Having a chronic and debilitating but non-life-threatening illness is frustrating and at times humiliating. For me, it's migraines and chronic fatigue.
I've been to every kind of doctor, both traditional and alternative for years. I've tried every treatment available to rid me of this disorder to no avail.
I remember life before migraines loomed so large in my life, and I really miss it. I miss feeling comfortable enough for a car ride, or having the energy and good spirits to visit a friend or have a friend over.
Most of all, I really dislike how so many people simply don't understand how this chronic condition hampers me so much.
When the migraines first started, they came infrequently, and didn't affect my life very much. However now that they are an almost daily occurrence, it affects everything in my life.
I'm hesitant to make any firm plans with friends or family, because I've had to cancel out so many times. This is frustrating for those members of friends and family, but I too am frustrated.
Of course, many people who do not have migraines think of them as simply really bad headaches. They have no idea that it's a full body experience. There's not only the head pain, but there are visual disturbances, and vertigo sometimes verging on dizziness, and oh, the nausea.
If it were just a bad headache, believe me, I'd be delighted! It's the attendant discomfort that really gets to me. It's hard to even contemplate going for a car ride when I already feel more than carsick.
The worst though is when people who are close to me start to believe that it's "all in my head", or that I'm faking it to get out of a function or a get-together.
I can tell you that this is not the case. Yet I've lost friends over it. That I understand. It's hard to be friends with someone you can't count on. What has hurt me is having family members who refuse to understand my state and are judging me.

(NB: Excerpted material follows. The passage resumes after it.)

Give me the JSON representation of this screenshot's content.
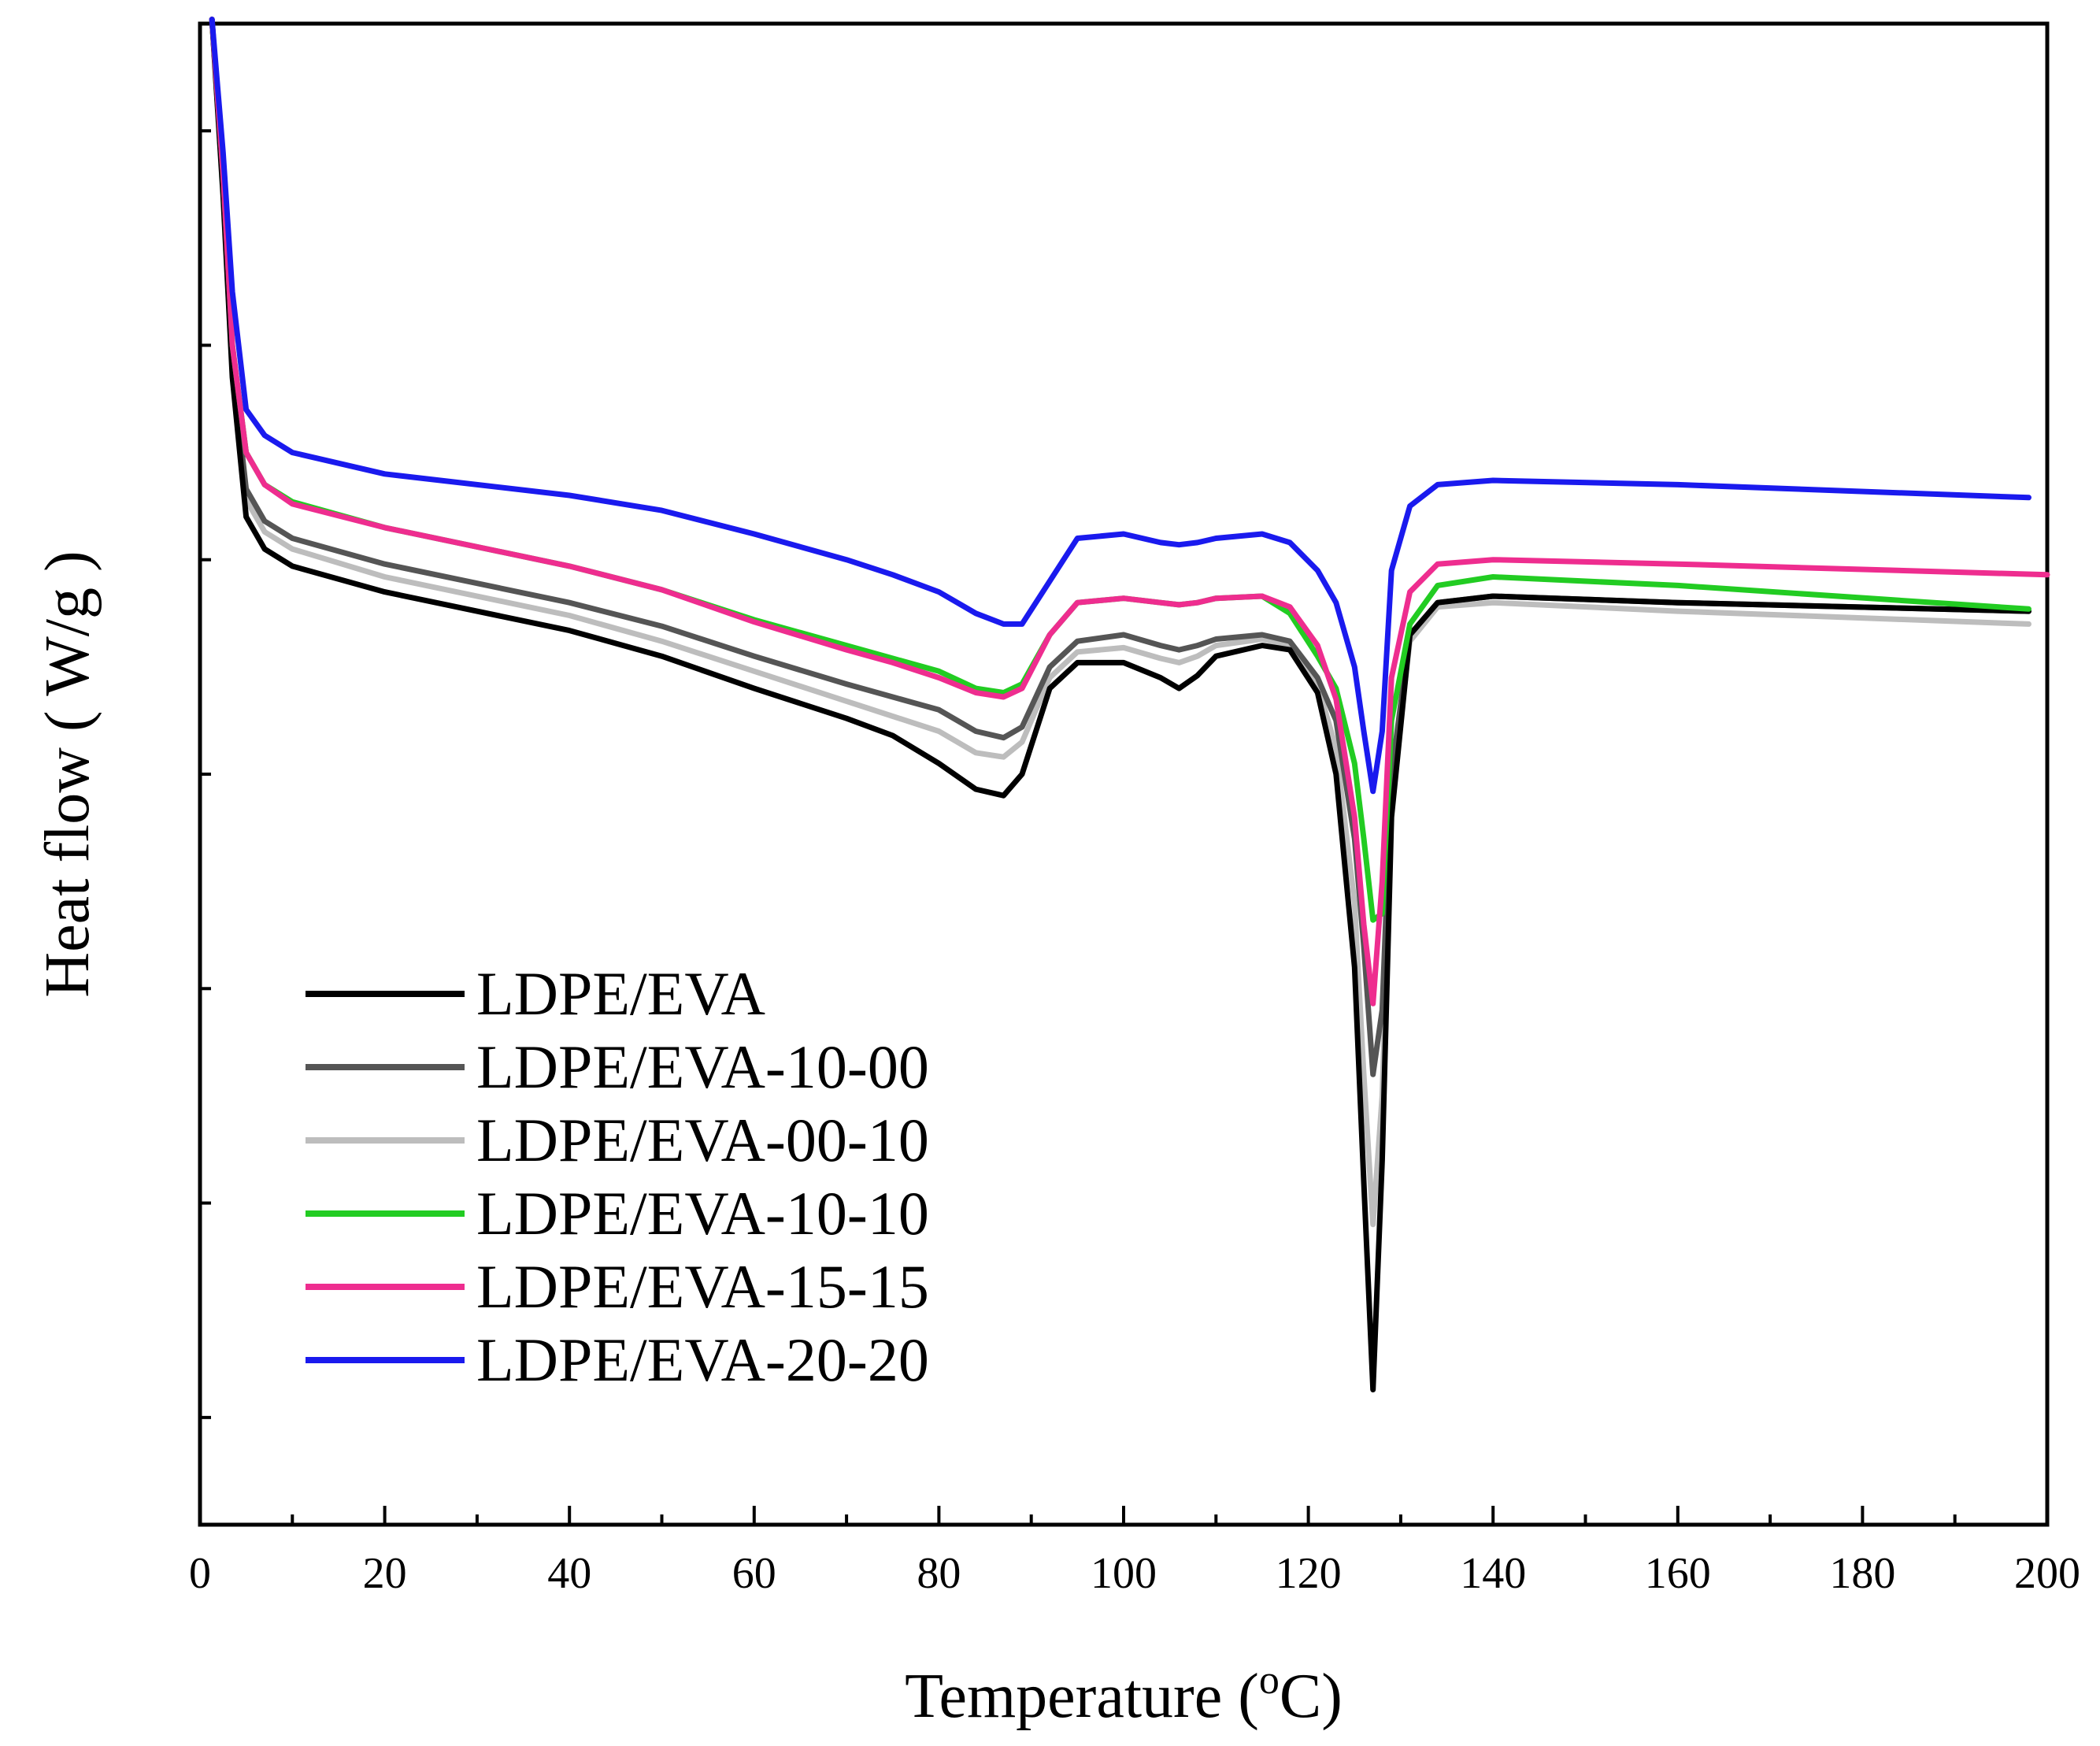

I honestly try to start out each day with a positive outlook, and I try to be as cheerful as I can be, but sometimes, it's just not easy.
And then there's the guilt. I would love to be able to do more, not only around the house, but out and about in the world. Some days, I just can't do certain things and even though I know that I can only do what I am able to do, guilt creeps in.
Also, there is the guilt of knowing that there are so many people who are fighting life-threatening conditions, yet seem to be more active than I am.
I know that many of you who read this are living with some debilitating chronic conditions. I wonder if any of you experience the same thoughts feelings or frustrations.
If you've read this far, thank you. I just needed to get some of those thoughts off my chest. I am not looking for sympathy from anyone. I would like a bit of understanding though.
'Til tomorrow, my friends. Much love to all.